Yuval Malka, Tucson’s community shlicha (Israeli emissary), attended the class and agreed that what was considered “the ideal of the sabra” (native Israeli) in Israel’s early years was a person of the land, in contrast with the image of the European Jewish scholar.
Malka grew up on a moshav, another type of agricultural community, and recalled that a good portion of her schooldays were spent outdoors, developing a strong connection to the land.
For the textual portion of “Soil and Soul,” participants read aloud from two distinctly contradictory creation stories in Genesis.
In the first version, God creates all the plants and creatures of the land, sea, and skies before saying, “Let us make humanity in our image.” The passage continues, “male and female God created them.” From this, Metz said, comes the idea of respecting ourselves and others, because we are all created in God’s image. In this version of creation, God gives humans mastery of the earth and all it contains.
In the second version, which immediately follows the first, God forms man from the dust of earth, then creates the garden of Eden, placing man there “to work it and guard it.” God then forms all the beasts of earth and sky, but seeing “no fitting helper” for man, fashions woman from one of the man’s ribs. Genesis continues with the serpent who tempts Eve to eat from the Tree of Knowledge, leading to Adam and Eve’s expulsion from the Garden of Eden.

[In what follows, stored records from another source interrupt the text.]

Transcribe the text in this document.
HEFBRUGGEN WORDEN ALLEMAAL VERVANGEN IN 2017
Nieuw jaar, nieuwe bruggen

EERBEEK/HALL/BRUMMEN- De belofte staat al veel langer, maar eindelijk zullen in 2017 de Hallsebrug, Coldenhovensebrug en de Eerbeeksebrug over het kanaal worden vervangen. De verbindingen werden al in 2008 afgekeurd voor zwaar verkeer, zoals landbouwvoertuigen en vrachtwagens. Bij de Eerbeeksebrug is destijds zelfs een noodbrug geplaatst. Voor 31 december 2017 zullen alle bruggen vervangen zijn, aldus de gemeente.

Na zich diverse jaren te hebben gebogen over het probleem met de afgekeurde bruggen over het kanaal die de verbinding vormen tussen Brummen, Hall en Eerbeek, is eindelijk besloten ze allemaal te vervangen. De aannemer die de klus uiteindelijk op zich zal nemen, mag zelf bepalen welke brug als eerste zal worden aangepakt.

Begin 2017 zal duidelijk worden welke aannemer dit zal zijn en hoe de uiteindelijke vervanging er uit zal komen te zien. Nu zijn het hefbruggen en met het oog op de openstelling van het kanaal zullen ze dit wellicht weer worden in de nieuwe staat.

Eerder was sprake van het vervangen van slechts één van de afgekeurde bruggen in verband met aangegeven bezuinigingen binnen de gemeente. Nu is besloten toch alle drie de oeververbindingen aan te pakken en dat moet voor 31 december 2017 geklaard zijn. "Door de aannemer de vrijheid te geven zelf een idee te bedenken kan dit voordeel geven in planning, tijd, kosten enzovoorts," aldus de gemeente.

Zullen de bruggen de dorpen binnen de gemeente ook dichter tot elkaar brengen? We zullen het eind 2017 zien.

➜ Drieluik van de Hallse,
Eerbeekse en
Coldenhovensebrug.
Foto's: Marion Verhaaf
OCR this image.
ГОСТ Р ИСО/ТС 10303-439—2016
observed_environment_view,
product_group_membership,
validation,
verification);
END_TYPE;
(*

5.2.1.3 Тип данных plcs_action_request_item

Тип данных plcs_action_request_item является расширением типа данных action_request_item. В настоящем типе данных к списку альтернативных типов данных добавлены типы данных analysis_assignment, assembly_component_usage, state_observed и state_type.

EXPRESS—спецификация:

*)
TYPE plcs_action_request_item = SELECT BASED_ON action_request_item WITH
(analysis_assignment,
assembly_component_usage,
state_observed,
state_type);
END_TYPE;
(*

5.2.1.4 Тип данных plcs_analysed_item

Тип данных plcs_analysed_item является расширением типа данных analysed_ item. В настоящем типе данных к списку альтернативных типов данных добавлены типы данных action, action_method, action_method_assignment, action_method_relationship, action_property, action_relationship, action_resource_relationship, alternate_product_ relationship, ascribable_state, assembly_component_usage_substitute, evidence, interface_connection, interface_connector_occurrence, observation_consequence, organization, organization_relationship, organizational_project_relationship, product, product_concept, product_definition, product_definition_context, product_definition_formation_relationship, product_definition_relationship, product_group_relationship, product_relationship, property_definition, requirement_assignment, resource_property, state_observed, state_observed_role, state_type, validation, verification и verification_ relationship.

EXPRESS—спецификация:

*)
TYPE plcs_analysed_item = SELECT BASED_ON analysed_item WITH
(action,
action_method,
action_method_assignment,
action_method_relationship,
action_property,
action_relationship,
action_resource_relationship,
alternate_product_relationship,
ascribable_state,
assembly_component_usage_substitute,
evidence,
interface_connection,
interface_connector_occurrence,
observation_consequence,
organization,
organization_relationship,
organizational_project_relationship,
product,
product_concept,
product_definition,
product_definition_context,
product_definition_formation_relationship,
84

God’s instructions from the first version, to “fill the earth and master it,” have become the dominant perspective, Metz said, while “work it and guard it” gives us the idea of labor as a prayer service to God.
For Metz, these contradictions encapsulate the duality of Judaism, which is both Earth-based and intellectual/spiritual.
Metz’s gardening efforts are not limited to the plot at the J. With the support of various stakeholders, he started a container garden at THA.
Metz also helped revive Congregation Anshei Israel’s preschool gardens. As part of his Master Gardener duties, he volunteers at a Cooperative Extension Demonstration Garden, which like the Shay-Shay garden, uses in-ground basins.
For home gardens, he prefers raised beds, which cost more initially but are easier to work, because they eliminate the need to deal with the caliche. With three raised beds at home, he harvested the last of his beets, carrots, turnips, kale, and Swiss chard in April, and was looking forward to summer’s tomatoes, squash, cucumbers, and sweet peppers.
His garden also reflects his love for the land of Israel as described in the book of Deuteronomy, with a date palm and grape vine along with fig and pomegranate trees.
His kids, he said, “appreciate the fresh produce even if they don’t want to help with the garden.”
Starting in the fall, Metz will offer three six-session “Soil and Soul” courses at the J. As part of the course, participants will help cultivate a plot in the Shay-Shay Garden.